Why should such a face have distressed her? She would not admit to herself that she was homely. Perfume, Dewdrop, Spring—what did their judgment amount to? They were rude, uncouth even to have hinted at her “deformities.” They were one-eyed, seeing but one type of beauty. There must be another kind, for she was surely, surely beautiful. Then she fell into a reverie in which she speculated upon the possible existence of another people whose maidens’ hair and eyes were not like the night, but reflected the day.

Yet Yoshida, the son of Yamashiro Shawtaro, had actually suggested to her once, with a shamefaced expression, that if she stood in the sun-rays the goddess might darken her skin and eyes! Also, he had brought her, all the way from Tokyo, a little box of oil with which to shade her hair!

The oil had disappeared in the bay, though the pretty box in which it had come had been placed with the other gifts of Yoshida. As for the sun-goddess—those at the mission-house had insisted that there was no such being. Great and wise were the mission-house people, since they had come from the land of Komazawa.

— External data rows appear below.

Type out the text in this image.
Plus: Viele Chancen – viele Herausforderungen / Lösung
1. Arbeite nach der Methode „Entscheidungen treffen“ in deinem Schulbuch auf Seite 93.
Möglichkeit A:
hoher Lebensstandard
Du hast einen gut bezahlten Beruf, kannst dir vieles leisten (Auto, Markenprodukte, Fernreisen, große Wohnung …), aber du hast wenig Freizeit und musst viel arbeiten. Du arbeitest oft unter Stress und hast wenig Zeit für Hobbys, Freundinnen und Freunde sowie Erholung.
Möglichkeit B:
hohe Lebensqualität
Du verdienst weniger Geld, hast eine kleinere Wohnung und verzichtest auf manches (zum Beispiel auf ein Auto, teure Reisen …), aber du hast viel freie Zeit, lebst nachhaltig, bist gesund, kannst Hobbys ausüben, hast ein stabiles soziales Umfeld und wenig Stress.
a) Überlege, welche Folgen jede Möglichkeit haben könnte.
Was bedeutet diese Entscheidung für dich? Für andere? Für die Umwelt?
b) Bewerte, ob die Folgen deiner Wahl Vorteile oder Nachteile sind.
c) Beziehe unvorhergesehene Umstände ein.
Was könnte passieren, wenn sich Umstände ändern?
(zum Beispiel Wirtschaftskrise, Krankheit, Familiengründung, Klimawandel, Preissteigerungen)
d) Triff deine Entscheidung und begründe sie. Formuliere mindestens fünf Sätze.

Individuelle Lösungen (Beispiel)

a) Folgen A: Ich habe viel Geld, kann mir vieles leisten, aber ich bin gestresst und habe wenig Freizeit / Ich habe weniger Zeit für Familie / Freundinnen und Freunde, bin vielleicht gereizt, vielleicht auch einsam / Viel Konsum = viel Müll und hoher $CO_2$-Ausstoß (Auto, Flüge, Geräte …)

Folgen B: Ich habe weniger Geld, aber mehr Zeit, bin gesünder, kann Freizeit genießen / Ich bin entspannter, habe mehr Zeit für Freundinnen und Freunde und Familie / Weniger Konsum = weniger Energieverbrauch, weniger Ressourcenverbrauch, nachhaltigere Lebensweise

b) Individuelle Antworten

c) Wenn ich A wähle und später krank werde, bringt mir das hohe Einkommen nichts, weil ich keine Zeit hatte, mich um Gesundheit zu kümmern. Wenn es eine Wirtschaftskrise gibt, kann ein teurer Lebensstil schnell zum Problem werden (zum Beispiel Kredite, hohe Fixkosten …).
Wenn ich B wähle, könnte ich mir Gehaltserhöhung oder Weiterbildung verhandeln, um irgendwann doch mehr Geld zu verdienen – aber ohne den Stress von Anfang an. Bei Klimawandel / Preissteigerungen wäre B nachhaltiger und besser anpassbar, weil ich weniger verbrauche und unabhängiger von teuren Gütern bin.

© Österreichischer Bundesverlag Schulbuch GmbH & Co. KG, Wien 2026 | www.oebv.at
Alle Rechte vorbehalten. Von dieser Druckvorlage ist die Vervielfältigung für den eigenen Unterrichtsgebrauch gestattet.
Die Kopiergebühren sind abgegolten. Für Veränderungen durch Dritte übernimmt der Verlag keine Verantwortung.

Komazawa represented to her all that was fine and great and good. He was the beloved of Aoi, and the good God had given him to her for a brother and a hero. He wrote to her every week from the other end of the world, never forgetting. His letters were the sun and light of Aoi’s life, and Hyacinth shared with her something of the joy of receiving them. These two talked of him always. They watched for his letters, and devoured them with eager little outcries to each other when they arrived.

He was in London. College was done for the year. He was going to Cheshire, though apprehensive of the welcome he would receive from his father’s people. But the lawsuit had been won, with scarcely any struggle. His claim, his papers, withstood the closest of legal scrutiny. Yes; he was now an Englishman, almost entirely. Yet, ah, how he longed for home—for his mother and for little Hyacinth. The estate was very large, his lawyers told him, so large that he could not live there alone. Soon he was coming to take back with him the little mother and sister. Yes; it would be strange at first, but they would soon become accustomed to it. It was a cold country, and the milk of human kindness ran not freely, but it satisfied the desires of an ambitious one.